Su padre, de todos modos, empezó a indagar en otros ambientes. Pensó, como es natural, que debía informarse debidamente sobre aquel apuesto joven que había tomado la costumbre de frecuentar su casa cuando le venía en gana. Se dirigió a su hermana mayor, la señora Almond. No fue a verla expresamente, pues no tenía tanta urgencia, pero sí le envió una nota como primera providencia. Él nunca se apresuraba, nunca se impacientaba ni se ponía nervioso: tomaba notas de todo y las consultaba con regularidad. A su debido tiempo, la información de la señora Almond sobre Morris Townsend se incorporó a su colección de notas.
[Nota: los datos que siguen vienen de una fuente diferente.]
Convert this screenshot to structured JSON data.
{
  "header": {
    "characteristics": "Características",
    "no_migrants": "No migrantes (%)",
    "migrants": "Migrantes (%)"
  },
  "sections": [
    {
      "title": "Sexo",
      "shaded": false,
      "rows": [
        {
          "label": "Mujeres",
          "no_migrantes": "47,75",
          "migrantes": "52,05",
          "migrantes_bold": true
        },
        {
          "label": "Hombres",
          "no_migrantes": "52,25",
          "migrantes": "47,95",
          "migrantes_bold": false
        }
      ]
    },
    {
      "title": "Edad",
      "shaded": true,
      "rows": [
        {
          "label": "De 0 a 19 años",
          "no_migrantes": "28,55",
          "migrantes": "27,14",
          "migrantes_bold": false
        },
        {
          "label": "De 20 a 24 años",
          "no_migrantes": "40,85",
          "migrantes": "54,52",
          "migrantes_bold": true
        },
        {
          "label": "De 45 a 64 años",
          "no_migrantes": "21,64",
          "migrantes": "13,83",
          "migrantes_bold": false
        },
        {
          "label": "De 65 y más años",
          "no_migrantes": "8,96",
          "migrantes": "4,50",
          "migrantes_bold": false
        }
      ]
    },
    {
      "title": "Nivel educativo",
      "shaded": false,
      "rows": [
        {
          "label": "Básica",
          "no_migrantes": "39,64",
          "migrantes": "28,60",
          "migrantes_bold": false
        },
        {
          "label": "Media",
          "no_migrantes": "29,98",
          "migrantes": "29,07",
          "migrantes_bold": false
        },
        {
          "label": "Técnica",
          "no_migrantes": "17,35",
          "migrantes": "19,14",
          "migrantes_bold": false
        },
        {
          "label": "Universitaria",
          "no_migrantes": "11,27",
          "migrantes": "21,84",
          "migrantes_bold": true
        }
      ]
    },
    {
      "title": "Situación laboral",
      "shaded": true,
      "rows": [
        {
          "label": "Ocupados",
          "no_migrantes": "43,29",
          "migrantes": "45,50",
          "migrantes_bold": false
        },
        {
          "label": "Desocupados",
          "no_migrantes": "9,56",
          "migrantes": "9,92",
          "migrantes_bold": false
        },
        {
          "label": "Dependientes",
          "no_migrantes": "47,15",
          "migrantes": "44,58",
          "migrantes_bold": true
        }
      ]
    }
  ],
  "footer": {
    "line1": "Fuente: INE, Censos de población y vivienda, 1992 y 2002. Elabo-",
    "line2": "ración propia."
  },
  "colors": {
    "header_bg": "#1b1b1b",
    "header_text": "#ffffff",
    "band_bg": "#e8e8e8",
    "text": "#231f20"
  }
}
—Lavinia ya ha venido a preguntarme —dijo la señora Almond—. Está muy ilusionada. No lo entiendo. A fin de cuentas, no es en ella en quien el joven ha puesto sus miras. Lavinia es muy particular.
—Querida mía —respondió el doctor—. No creas que en los doce años que lleva viviendo conmigo he pasado por alto ese detalle.